Ne yazık ki bu gerçekleşmedi çünkü asteroit 1 Ekim günü saat 01:00 UTC civarında güney kıtasının yaklaşık 428 km yukarısından geçti. Karşılaştırma yapmak gerekirse, bu yaklaşık olarak Uluslararası Uzay İstasyonu’nun 370 ile 460 km arasında değişebilen yörüngesiyle aynı yüksekliğe denk geliyor. Eğer bu ikisi birbirini bulsaydı çok kötü bir gün olurdu, ama şans eseri gezegenin çok yukarısındaki yörünge alanı çok geniştir ve ISS kadar büyük bir şeyin bile bu genişlikte gözden kaçırılması kolaydır.

Arizona’daki Kitt Peak Ulusal Gözlemevi’nden gökbilimciler, asteroiti ilk kez Bott Teleskobu’nu kullanarak en yakın yaklaşımından yalnızca birkaç saat sonra tespit etti.
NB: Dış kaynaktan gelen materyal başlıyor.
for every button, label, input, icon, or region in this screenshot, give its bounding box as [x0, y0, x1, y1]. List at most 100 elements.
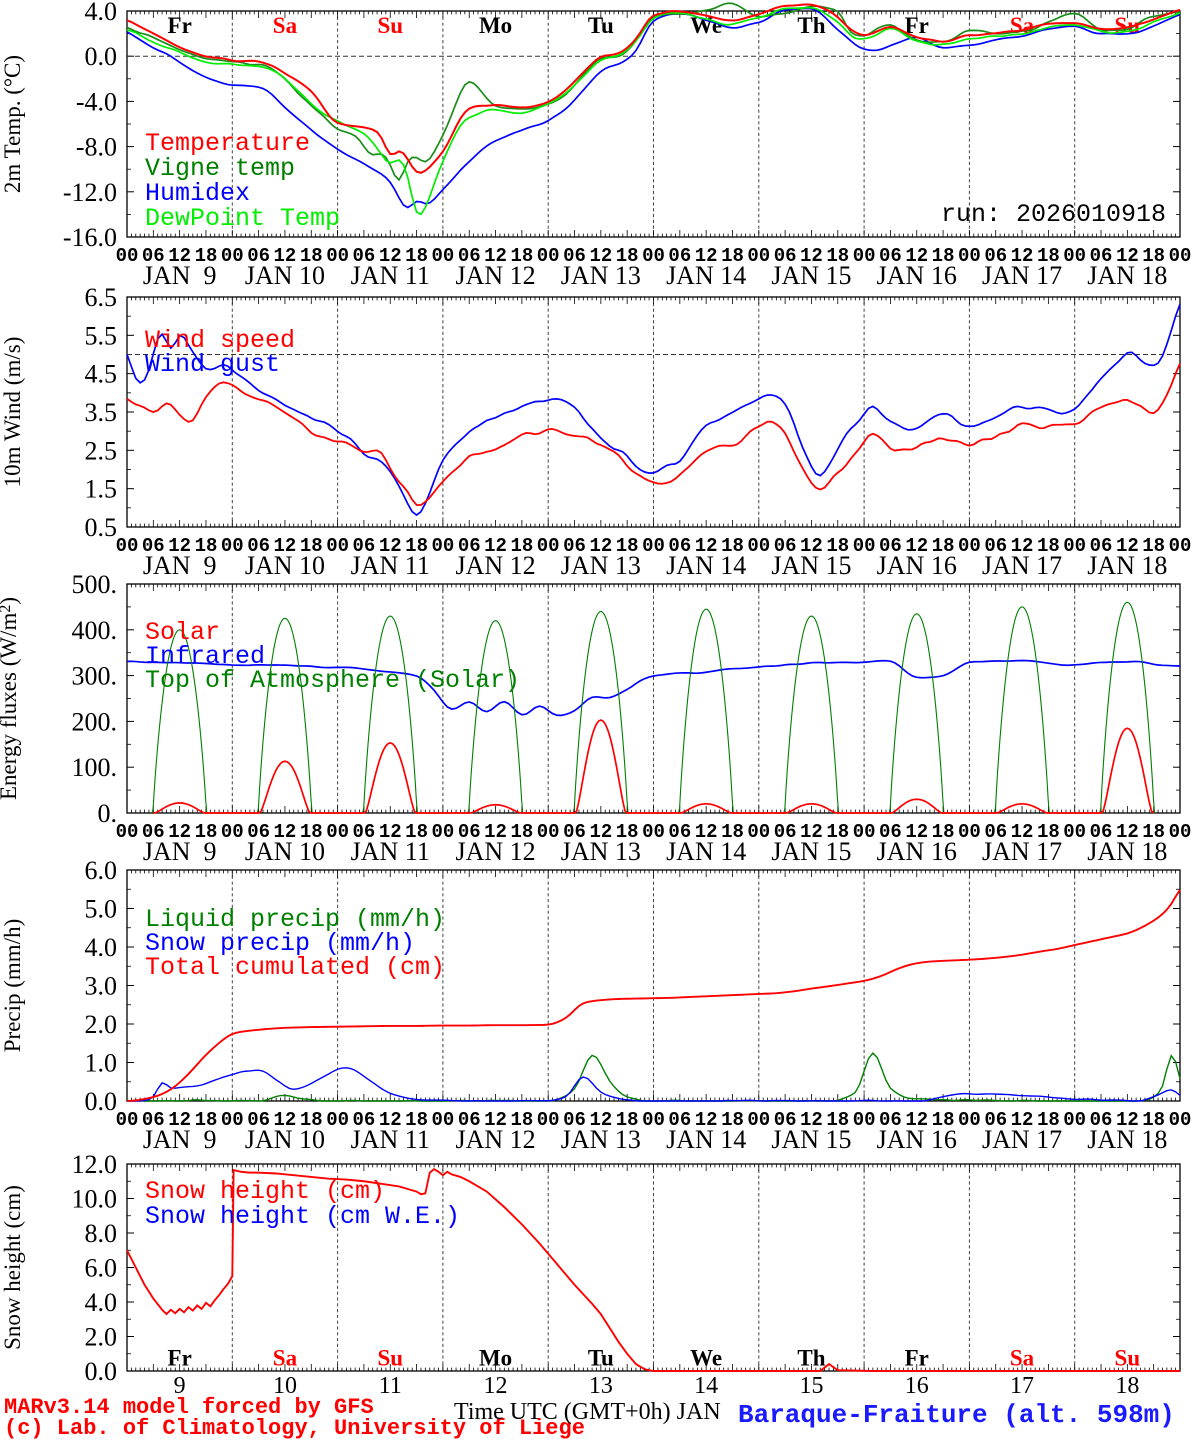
svg-text:6.5: 6.5	[85, 283, 118, 312]
svg-text:00: 00	[326, 1109, 349, 1131]
svg-text:0.0: 0.0	[85, 1357, 118, 1386]
svg-text:JAN 17: JAN 17	[982, 837, 1062, 866]
svg-text:Snow height (cm W.E.): Snow height (cm W.E.)	[145, 1202, 460, 1231]
svg-text:00: 00	[116, 245, 139, 267]
svg-text:Fr: Fr	[168, 1346, 192, 1371]
svg-text:Mo: Mo	[479, 13, 512, 38]
svg-text:JAN 18: JAN 18	[1087, 551, 1167, 580]
svg-text:JAN 16: JAN 16	[877, 1125, 957, 1154]
svg-text:00: 00	[1169, 1109, 1192, 1131]
svg-text:00: 00	[642, 821, 665, 843]
svg-text:JAN 14: JAN 14	[666, 551, 746, 580]
svg-text:00: 00	[116, 1109, 139, 1131]
svg-text:Top of Atmosphere (Solar): Top of Atmosphere (Solar)	[145, 666, 520, 695]
svg-text:3.5: 3.5	[85, 398, 118, 427]
svg-text:00: 00	[1063, 1109, 1086, 1131]
svg-text:JAN 14: JAN 14	[666, 837, 746, 866]
svg-text:00: 00	[747, 535, 770, 557]
svg-text:Energy fluxes (W/m2): Energy fluxes (W/m2)	[0, 597, 21, 800]
svg-text:-16.0: -16.0	[63, 223, 117, 252]
svg-text:00: 00	[1169, 821, 1192, 843]
svg-text:00: 00	[1169, 535, 1192, 557]
svg-text:0.0: 0.0	[85, 1087, 118, 1116]
svg-text:2m Temp. (°C): 2m Temp. (°C)	[0, 55, 25, 193]
svg-text:JAN 11: JAN 11	[351, 837, 430, 866]
svg-text:00: 00	[537, 1109, 560, 1131]
svg-text:00: 00	[431, 821, 454, 843]
svg-text:JAN 13: JAN 13	[561, 551, 641, 580]
svg-text:00: 00	[747, 1109, 770, 1131]
svg-text:00: 00	[221, 245, 244, 267]
svg-text:Mo: Mo	[479, 1346, 512, 1371]
svg-text:00: 00	[537, 245, 560, 267]
svg-text:-4.0: -4.0	[76, 87, 117, 116]
svg-text:8.0: 8.0	[85, 1219, 118, 1248]
svg-text:00: 00	[1063, 821, 1086, 843]
svg-text:2.0: 2.0	[85, 1323, 118, 1352]
svg-text:Sa: Sa	[273, 1346, 298, 1371]
svg-text:00: 00	[853, 535, 876, 557]
svg-text:14: 14	[694, 1373, 718, 1399]
svg-text:6.0: 6.0	[85, 1254, 118, 1283]
svg-text:10m Wind (m/s): 10m Wind (m/s)	[0, 337, 25, 488]
svg-text:JAN 16: JAN 16	[877, 261, 957, 290]
svg-text:00: 00	[747, 245, 770, 267]
svg-text:JAN 14: JAN 14	[666, 1125, 746, 1154]
svg-text:100.: 100.	[72, 753, 118, 782]
svg-text:18: 18	[1115, 1373, 1139, 1399]
svg-text:12.0: 12.0	[72, 1150, 118, 1179]
svg-text:4.5: 4.5	[85, 360, 118, 389]
svg-text:Sa: Sa	[1010, 1346, 1035, 1371]
svg-text:4.0: 4.0	[85, 0, 118, 26]
svg-text:17: 17	[1010, 1373, 1034, 1399]
svg-text:JAN 14: JAN 14	[666, 261, 746, 290]
svg-text:3.0: 3.0	[85, 972, 118, 1001]
svg-text:0.0: 0.0	[85, 42, 118, 71]
svg-text:12: 12	[484, 1373, 508, 1399]
svg-text:11: 11	[379, 1373, 402, 1399]
svg-text:Baraque-Fraiture (alt. 598m): Baraque-Fraiture (alt. 598m)	[738, 1400, 1175, 1430]
svg-text:JAN 15: JAN 15	[771, 261, 851, 290]
svg-text:Fr: Fr	[168, 13, 192, 38]
svg-text:-12.0: -12.0	[63, 178, 117, 207]
svg-text:JAN 17: JAN 17	[982, 1125, 1062, 1154]
svg-text:5.0: 5.0	[85, 895, 118, 924]
svg-text:2.5: 2.5	[85, 436, 118, 465]
svg-text:JAN 12: JAN 12	[455, 1125, 535, 1154]
svg-text:JAN 9: JAN 9	[143, 261, 217, 290]
svg-text:JAN 13: JAN 13	[561, 1125, 641, 1154]
svg-text:JAN 16: JAN 16	[877, 551, 957, 580]
svg-text:00: 00	[958, 245, 981, 267]
svg-text:00: 00	[326, 245, 349, 267]
svg-text:00: 00	[642, 535, 665, 557]
svg-text:JAN 10: JAN 10	[245, 261, 325, 290]
svg-text:DewPoint Temp: DewPoint Temp	[145, 204, 340, 233]
svg-text:We: We	[690, 1346, 722, 1371]
svg-text:JAN 12: JAN 12	[455, 261, 535, 290]
svg-text:1.5: 1.5	[85, 475, 118, 504]
svg-text:00: 00	[958, 1109, 981, 1131]
svg-text:Sa: Sa	[273, 13, 298, 38]
svg-text:JAN 16: JAN 16	[877, 837, 957, 866]
svg-text:00: 00	[1063, 245, 1086, 267]
svg-text:JAN 11: JAN 11	[351, 1125, 430, 1154]
svg-text:JAN 15: JAN 15	[771, 1125, 851, 1154]
svg-text:JAN 11: JAN 11	[351, 551, 430, 580]
svg-text:JAN 13: JAN 13	[561, 837, 641, 866]
svg-text:Su: Su	[377, 13, 403, 38]
svg-text:JAN 9: JAN 9	[143, 1125, 217, 1154]
svg-text:400.: 400.	[72, 616, 118, 645]
svg-text:JAN 15: JAN 15	[771, 837, 851, 866]
svg-text:00: 00	[853, 1109, 876, 1131]
svg-text:00: 00	[537, 821, 560, 843]
svg-text:16: 16	[905, 1373, 929, 1399]
svg-text:200.: 200.	[72, 707, 118, 736]
svg-text:JAN 17: JAN 17	[982, 261, 1062, 290]
svg-text:Th: Th	[797, 1346, 825, 1371]
svg-text:00: 00	[958, 821, 981, 843]
svg-text:10.0: 10.0	[72, 1185, 118, 1214]
svg-text:0.5: 0.5	[85, 513, 118, 542]
svg-text:JAN 10: JAN 10	[245, 551, 325, 580]
svg-text:00: 00	[958, 535, 981, 557]
svg-text:2.0: 2.0	[85, 1010, 118, 1039]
Avustralya’nın Siding Spring kentindeki Las Cumbres Gözlemevi’ni kullanan Catalina Gökyüzü Araştırması ve Avrupa Uzay Ajansı Gezegensel Savunma Ofisi’nden ek gözlemler geldi.
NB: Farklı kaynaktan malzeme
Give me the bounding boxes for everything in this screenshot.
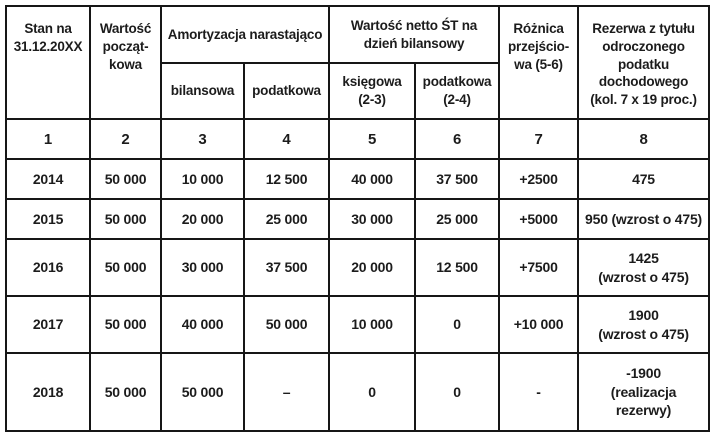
cell-netto-podatkowa: 25 000 [414,198,501,240]
header-rezerwa: Rezerwa z tytułu odroczonego podatku doc… [577,5,711,120]
column-number: 5 [328,118,417,160]
column-number: 8 [577,118,711,160]
cell-wartosc-poczatkowa: 50 000 [89,295,162,354]
cell-netto-podatkowa: 0 [414,295,501,354]
cell-amortyzacja-bilansowa: 40 000 [160,295,245,354]
header-amortyzacja-narastajaco: Amortyzacja narastająco [159,5,331,64]
cell-amortyzacja-podatkowa: 25 000 [242,198,331,240]
cell-netto-ksiegowa: 30 000 [328,198,417,240]
cell-amortyzacja-bilansowa: 50 000 [160,352,245,432]
subheader-ksiegowa: księgowa (2-3) [328,62,417,120]
cell-roznica: - [498,352,580,432]
subheader-bilansowa: bilansowa [160,62,245,120]
column-number: 3 [160,118,245,160]
cell-amortyzacja-podatkowa: 50 000 [242,295,331,354]
cell-netto-ksiegowa: 20 000 [328,238,417,297]
cell-amortyzacja-podatkowa: 37 500 [242,238,331,297]
cell-amortyzacja-podatkowa: 12 500 [242,158,331,200]
header-roznica-przejsciowa: Różnica przejścio- wa (5-6) [498,5,580,120]
column-number: 7 [498,118,580,160]
cell-netto-podatkowa: 0 [414,352,501,432]
cell-wartosc-poczatkowa: 50 000 [89,352,162,432]
cell-rezerwa: -1900 (realizacja rezerwy) [577,352,711,432]
cell-netto-ksiegowa: 40 000 [328,158,417,200]
cell-rezerwa: 950 (wzrost o 475) [577,198,711,240]
cell-year: 2015 [5,198,91,240]
cell-year: 2014 [5,158,91,200]
table-row-2016: 2016 50 000 30 000 37 500 20 000 12 500 … [5,238,711,297]
column-number-row: 1 2 3 4 5 6 7 8 [5,118,711,160]
header-wartosc-netto: Wartość netto ŚT na dzień bilansowy [328,5,501,64]
cell-netto-ksiegowa: 0 [328,352,417,432]
table-row-2017: 2017 50 000 40 000 50 000 10 000 0 +10 0… [5,295,711,354]
cell-amortyzacja-bilansowa: 30 000 [160,238,245,297]
column-number: 4 [242,118,331,160]
subheader-podatkowa-netto: podatkowa (2-4) [414,62,501,120]
cell-roznica: +7500 [498,238,580,297]
cell-roznica: +10 000 [498,295,580,354]
header-wartosc-poczatkowa: Wartość począt- kowa [89,5,162,120]
cell-amortyzacja-bilansowa: 10 000 [160,158,245,200]
cell-rezerwa: 1425 (wzrost o 475) [577,238,711,297]
table-row-2015: 2015 50 000 20 000 25 000 30 000 25 000 … [5,198,711,240]
cell-amortyzacja-podatkowa: – [242,352,331,432]
cell-rezerwa: 475 [577,158,711,200]
column-number: 2 [89,118,162,160]
deferred-tax-table: Stan na 31.12.20XX Wartość począt- kowa … [5,5,711,432]
cell-year: 2016 [5,238,91,297]
cell-netto-ksiegowa: 10 000 [328,295,417,354]
cell-amortyzacja-bilansowa: 20 000 [160,198,245,240]
table-row-2018: 2018 50 000 50 000 – 0 0 - -1900 (realiz… [5,352,711,432]
column-number: 6 [414,118,501,160]
table-row-2014: 2014 50 000 10 000 12 500 40 000 37 500 … [5,158,711,200]
cell-wartosc-poczatkowa: 50 000 [89,158,162,200]
cell-year: 2018 [5,352,91,432]
subheader-podatkowa-amortyzacja: podatkowa [242,62,331,120]
cell-rezerwa: 1900 (wzrost o 475) [577,295,711,354]
cell-netto-podatkowa: 12 500 [414,238,501,297]
header-stan-na: Stan na 31.12.20XX [5,5,91,120]
cell-roznica: +2500 [498,158,580,200]
cell-wartosc-poczatkowa: 50 000 [89,198,162,240]
column-number: 1 [5,118,91,160]
cell-year: 2017 [5,295,91,354]
cell-roznica: +5000 [498,198,580,240]
cell-netto-podatkowa: 37 500 [414,158,501,200]
cell-wartosc-poczatkowa: 50 000 [89,238,162,297]
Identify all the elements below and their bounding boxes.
2025 TF, bilinen herhangi bir asteroit arasında yalnızca 2020 VT4’ün ardından ikinci en yakın yaklaşımı işaret ediyor; çapı yaklaşık 5-10 m olduğu tahmin edilen ve Kasım 2020’de Pasifik Okyanusu’nun yaklaşık 386 km üzerinden geçen biraz daha büyük bir asteroit. O da en yakın yaklaşımından sonra bulundu – gökbilimcilerin 2025 TF’yi keşfetmesi için harcadığı altı saate kıyasla yaklaşık 15 saat sonra.

Bu nispeten küçük asteroitler gezegenin kendisi için herhangi bir tehlike oluşturmasa da, özellikle alçak Dünya yörüngesinde mevcut olan yörüngesel altyapının giderek artan kümelenmesine yönelik bir tehdit oluşturuyorlar. Bu kayalardan birinin muhtemelen nispeten sık meydana gelen bir çarpması, Kessler Sendromuna yol açacak bir zincirleme reaksiyonun başlangıcı olabilir veya yörünge altyapımız için benzer bir kasvetli kader olabilir.

Maalesef gezegenimizin kişisel alanına yönelik bu tür saldırılara karşı koruma sağlayacak araçlara hâlâ sahip değiliz. Bunu yapmak, bu küçük, karanlık, hızlı hareket eden nesneleri izlemek için özel olarak tasarlanmış uzay tabanlı gözlemevleriyle bağlantılı daha fazla yer tabanlı teleskopun birleşimiyle büyük bir çaba gerektirecektir. Uluslararası işbirliğinin ve uzaydaki finansmanın mevcut durumu göz önüne alındığında, bu şimdilik pek olası görünmüyor.

Bu noktaya gelene kadar, gökyüzünde bir ateş topu gördüğümüzde bunun değerli yörünge altyapısını yok eden bu asteroitlerden biri olmadığını ummalıyız. Ya da eğer öyleyse, o zaman belki bu, bizi onlarca yıldır dünyamıza kilitleyecek yaklaşan bir felaketle ilgili bir şeyler yapmak için güçlere yeterli ivmeyi sağlayabilir.